O mundo cada vez mais condena as pessoas intensas. Em uma realidade de áudios acelerados e interações curtas, os intensos parecem até uma ameaça. Nós que nos entregamos inteiramente e somos transparentes nos sentimos culpados por sermos assim. E isso está totalmente errado. Não é defeito nenhum transbordar sentimentos e se jogar com tudo naquilo que se faz. Não é um erro ter o coração bondoso. Pelo contrário, é algo que devemos nos orgulhar.
Dias atrás, contando para a minha irmã temas que possivelmente eu possa escolher para produzir o meu TCC, ela dispara: “não sei que graça tu acha nisso”. Nem esperei muito e logo rebati: “eu gosto porque não sou superficial”. Mais um julgamento sobre os intensos. Sempre fui profundo. Sempre gostei de conhecer a fundo as histórias das pessoas, o que elas são além disso que elas mostram, para além do que conhecemos.

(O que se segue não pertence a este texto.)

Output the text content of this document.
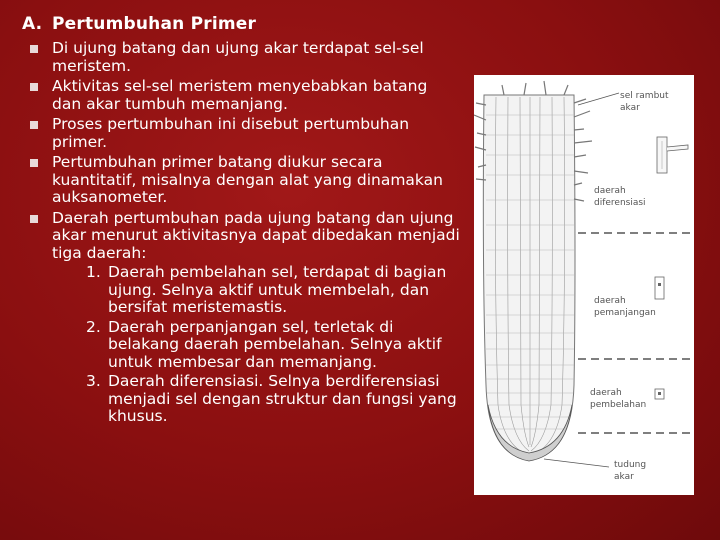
A. Pertumbuhan Primer
Di ujung batang dan ujung akar terdapat sel-sel meristem.
Aktivitas sel-sel meristem menyebabkan batang dan akar tumbuh memanjang.
Proses pertumbuhan ini disebut pertumbuhan primer.
Pertumbuhan primer batang diukur secara kuantitatif, misalnya dengan alat yang dinamakan auksanometer.
Daerah pertumbuhan pada ujung batang dan ujung akar menurut aktivitasnya dapat dibedakan menjadi tiga daerah:
1. Daerah pembelahan sel, terdapat di bagian ujung. Selnya aktif untuk membelah, dan bersifat meristemastis.
2. Daerah perpanjangan sel, terletak di belakang daerah pembelahan. Selnya aktif untuk membesar dan memanjang.
3. Daerah diferensiasi. Selnya berdiferensiasi menjadi sel dengan struktur dan fungsi yang khusus.
sel rambut
akar
daerah
diferensiasi
daerah
pemanjangan
daerah
pembelahan
tudung
akar
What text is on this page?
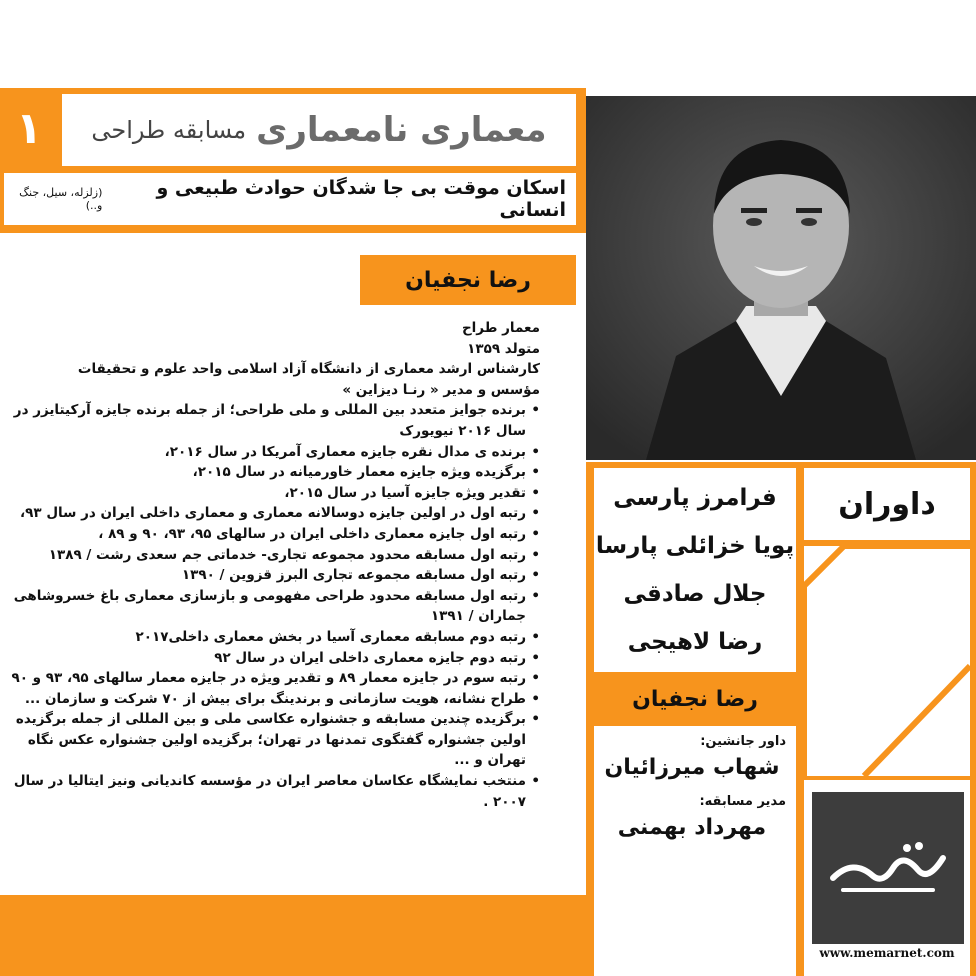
۱	معماری نامعماری
مسابقه طراحی
اسکان موقت بی جا شدگان حوادث طبیعی و انسانی
(زلزله، سیل، جنگ و..)
رضا نجفیان
معمار طراح
متولد ۱۳۵۹
کارشناس ارشد معماری از دانشگاه آزاد اسلامی واحد علوم و تحقیقات
مؤسس و مدیر « رنـا دیزاین »
• برنده جوایز متعدد بین المللی و ملی طراحی؛ از جمله برنده جایزه آرکیتایزر در سال ۲۰۱۶ نیویورک
• برنده ی مدال نقره جایزه معماری آمریکا در سال ۲۰۱۶،
• برگزیده ویژه جایزه معمار خاورمیانه در سال ۲۰۱۵،
• تقدیر ویژه جایزه آسیا در سال ۲۰۱۵،
• رتبه اول در اولین جایزه دوسالانه معماری و معماری داخلی ایران در سال ۹۳،
• رتبه اول جایزه معماری داخلی ایران در سالهای ۹۵، ۹۳، ۹۰ و ۸۹ ،
• رتبه اول مسابقه محدود مجموعه تجاری- خدماتی جم سعدی رشت / ۱۳۸۹
• رتبه اول مسابقه مجموعه تجاری البرز قزوین / ۱۳۹۰
• رتبه اول مسابقه محدود طراحی مفهومی و بازسازی معماری باغ خسروشاهی جماران / ۱۳۹۱
• رتبه دوم مسابقه معماری آسیا در بخش معماری داخلی۲۰۱۷
• رتبه دوم جایزه معماری داخلی ایران در سال ۹۲
• رتبه سوم در جایزه معمار ۸۹ و تقدیر ویژه در جایزه معمار سالهای ۹۵، ۹۳ و ۹۰
• طراح نشانه، هویت سازمانی و برندینگ برای بیش از ۷۰ شرکت و سازمان ...
• برگزیده چندین مسابقه و جشنواره عکاسی ملی و بین المللی از جمله برگزیده اولین جشنواره گفتگوی تمدنها در تهران؛ برگزیده اولین جشنواره عکس نگاه تهران و ...
• منتخب نمایشگاه عکاسان معاصر ایران در مؤسسه کاندیانی ونیز ایتالیا در سال ۲۰۰۷ .
فرامرز پارسی
پویا خزائلی پارسا
جلال صادقی
رضا لاهیجی
داوران
رضا نجفیان
داور جانشین:
شهاب میرزائیان
مدیر مسابقه:
مهرداد بهمنی
www.memarnet.com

Por vezes, podemos parecer piegas ou estranhos por sermos assim, mas não tem nada de errado nisso. O coração dos intensos é tão grande que queremos carregar todas as dores do mundo - e ainda somos culpados por sermos assim. Não bastasse, na medida em que sentimos em dobro, sofremos dobrado também.
Infelizmente, tem muita gente pequena e rasa por aí. E essas pessoas têm medo dos intensos. Porque quem tem intensidade não sabe ser pouco, não sabe pensar pequeno e não sabe se importar menos. E já achei que era um problema ser intenso. Um defeito de fábrica. Até descobrir que isso é uma virtude. Com orgulho concluo: sou intenso no meio de um monte de gente superficial.